One of the hottest, and totally unnecessary, controversies that is eating up legislative bandwidth at the Capitol is a proposal for a gift to union leaders — one that’s unlikely to trickle down to working families.
For 80 years, the state has had a unique legal structure governing unionization. The “Labor Peace Act” established a two-tiered union election system. The first election focuses on the up-or-down choice of whether to unionize a workplace. If the first is successful, a second election is held to decide whether workers who opt out of joining the union still can be required to pay a fee to the union for “representation.”
Unions hope that workers look at the amount of these “fees” — which are often slightly less than full union dues — and then decide to shelve their personal concerns, avoid controversy in the workplace and sign up for full membership.
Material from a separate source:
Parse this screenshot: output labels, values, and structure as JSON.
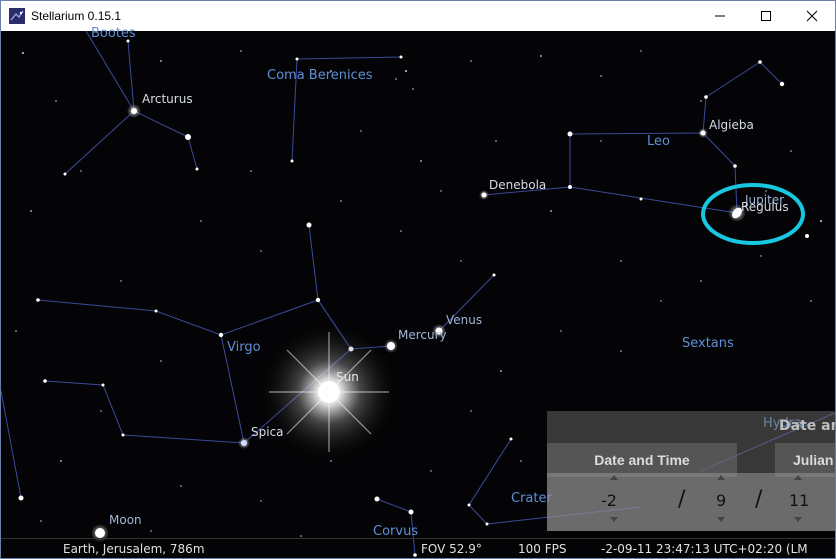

Either way, unions win, and workers’ personal freedom loses.
This is why organized labor is pushing hard to upend the Labor Peace Act, swing the balance sharply toward their side, and eliminate the second election, which requires a 75% vote of the bargaining unit to be approved.
If unions get their way — and that’s anything but guaranteed despite the massive Democrat majority in the House and Senate — they no longer would have to convince workers to unfairly confiscate funds from their coworkers who, for whatever reason, prefer to not join the union. It greases the wheels toward mandatory forced unionization in Colorado.
Put yourself in the shoes of a union leader.
If belonging to unions provided such a boost in pay and economic security for workers and their families, the number of men and women opting out of union membership within a bargaining unit would be tiny. Too small, frankly, to merit notice.
However, it’s apparent that the folks who might opt out is of such a significant number union leaders aren’t confident in making their case. That’s why they want the Legislature to give them a hall pass.
They’d just rather hoover up the cash, no questions asked.
It’s also ironic that unions are in such need of a life raft that they are asking the liberal Legislature to eliminate an election that protects a workplace minority — after these same progressives have been howling for four years about the need to “protect democracy.”
Unions in Colorado have been operating from a position of weakness and decline for years. A quick check of the numbers shows why they believe they need a hand.
In Colorado, less than 7% of workers belong to unions, according to the federal Bureau of Labor Statistics — slightly below the 10% national average. The help that unions need is acute in the private sector, since more than one third of the state’s public sector workers are unionized.
This is not a new issue.
In his first term, Gov. Bill Owens (for whom I worked) prohibited the union then representing state workers from having union dues deducted from each paycheck. This meant that instead of having an incremental amount hidden among the deductions on a pay stub, workers would have to write a lump sum dues check.
As a result of this reform, workers got sticker shock when they understood how much they were paying each year. The union membership numbers cratered.
Clearly, the return on annual investment wasn’t there.
The union bailout bill is hitting some big headwinds. Business groups, led by the Colorado Chamber of Commerce, are mounting a strong pressure campaign and it’s working. Polling numbers are showing that the measure, as introduced, is so unpopular that Joe Biden has higher approval numbers. And Gov. Jared Polis rattled a veto saber in his State of the State address.
Like so much of what the far left proposes in our state, the union bailout bill aims to benefit the elite leadership of interest groups, while overlooking the needs of the real grassroots Coloradans these elites pretend they are trying to help. It’s a handout for union leaders without a hand up for workers.
Sean Duffy, a former deputy chief of staff to Gov. Bill Owens, is a communications and media relations strategist and ghostwriter based in the Denver area.